If you have any doubt, use merge.
The only differences between a rebase and a merge are:
- The resulting tree structure of the history (generally only noticeable when looking at a commit graph) is different (one will have branches, the other won't).
- Merge will generally create an extra commit (e.g. node in the tree).
- Merge and rebase will handle conflicts differently. Rebase will present conflicts one commit at a time where merge will present them all at once.
So the short answer is to pick rebase or merge based on what you want your history to look like.
There are a few factors you should consider when choosing which operation to use.
Is the branch you are getting changes from shared with other developers outside your team (e.g. open source, public)?
If so, don't rebase. Rebase destroys the branch and those developers will have broken/inconsistent repositories unless they use
git pull --rebase. This is a good way to upset other developers quickly.
How skilled is your development team?
Rebase is a destructive operation. That means, if you do not apply it correctly, you could lose committed work and/or break the consistency of other developer's repositories.
I've worked on teams where the developers all came from a time when companies could afford dedicated staff to deal with branching and merging. Those developers don't know much about Git and don't want to know much. In these teams I wouldn't risk recommending rebasing for any reason.
Does the branch itself represent useful information
Some teams use the branch-per-feature model where each branch represents a feature (or bugfix, or sub-feature, etc.) In this model the branch helps identify sets of related commits. For example, one can quickly revert a feature by reverting the merge of that branch (to be fair, this is a rare operation). Or diff a feature by comparing two branches (more common). Rebase would destroy the branch and this would not be straightforward.

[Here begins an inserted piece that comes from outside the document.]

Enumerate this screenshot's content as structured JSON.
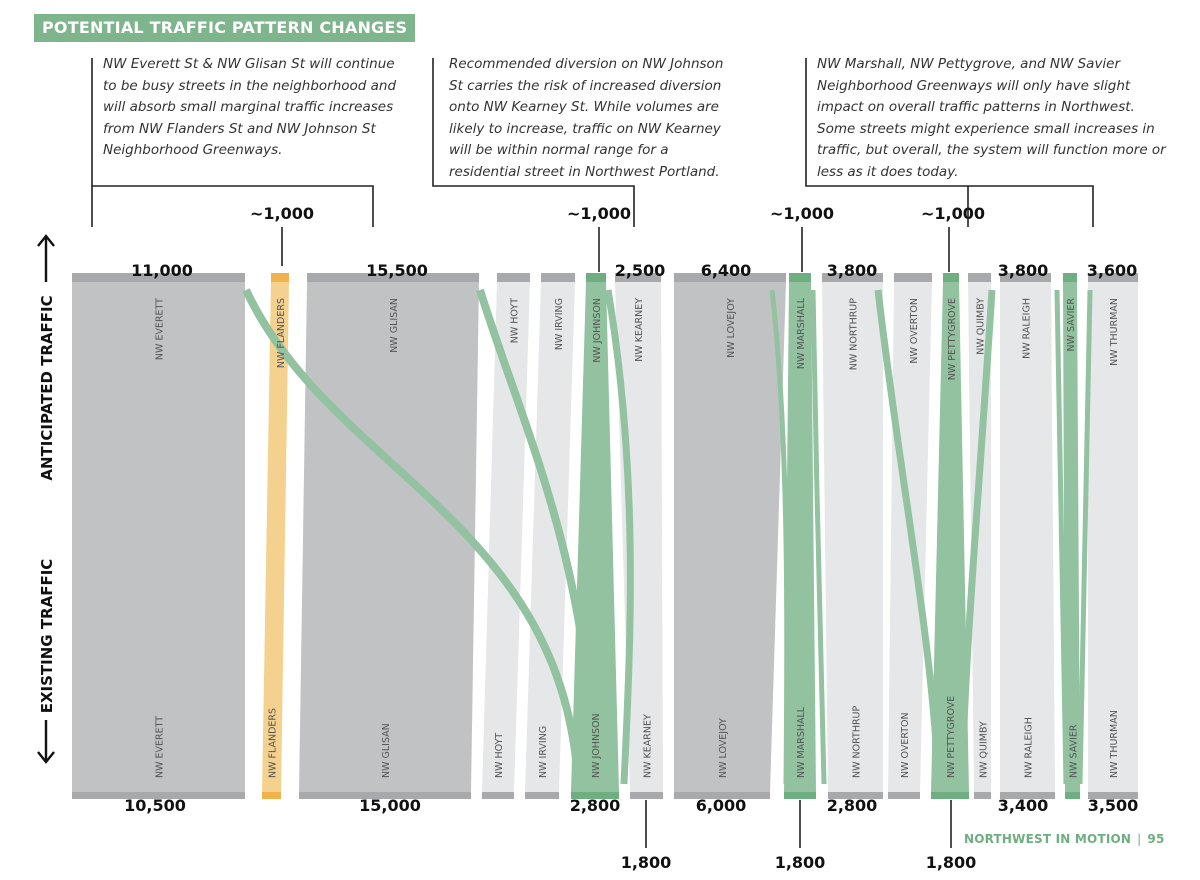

I've also worked on teams that used the branch-per-developer model (we've all been there). In this case the branch itself doesn't convey any additional information (the commit already has the author). There would be no harm in rebasing.
Might you want to revert the merge for any reason?
Reverting (as in undoing) a rebase is considerably difficult and/or impossible (if the rebase had conflicts) compared to reverting a merge. If you think there is a chance you will want to revert then use merge.
Do you work on a team? If so, are you willing to take an all or nothing approach on this branch?
Rebase operations need to be pulled with a corresponding
git pull --rebase. If you are working by yourself you may be able to remember which you should use at the appropriate time. If you are working on a team this will be very difficult to coordinate. This is why most rebase workflows recommend using rebase for all merges (and
git pull --rebase for all pulls).
Merge destroys history (squashes commits)
Assuming you have the following merge:
B -- C
Some people will state that the merge "destroys" the commit history because if you were to look at the log of only the master branch (A -- D) you would miss the important commit messages contained in B and C.
If this were true we wouldn't have questions like this. Basically, you will see B and C unless you explicitly ask not to see them (using --first-parent). This is very easy to try for yourself.
Rebase allows for safer/simpler merges
The two approaches merge differently, but it is not clear that one is always better than the other and it may depend on the developer workflow. For example, if a developer tends to commit regularly (e.g. maybe they commit twice a day as they transition from work to home) then there could be a lot of commits for a given branch. Many of those commits might not look anything like the final product (I tend to refactor my approach once or twice per feature). If someone else was working on a related area of code and they tried to rebase my changes it could be a fairly tedious operation.
Rebase is cooler / sexier / more professional
If you like to alias
rm -rf to "save time" then maybe rebase is for you.
My Two Cents
I always think that someday I will come across a scenario where git rebase is the awesome tool that solves the problem. Much like I think I will come across a scenario where git reflog is an awesome tool that solves my problem. I have worked with git for over five years now. It hasn't happened.
Messy histories have never really been a problem for me. I don't ever just read my commit history like an exciting novel. A majority of the time I need a history I am going to use git blame or git bisect anyways. In that case having the merge commit is actually useful to me because if the merge introduced the issue that is meaningful information to me.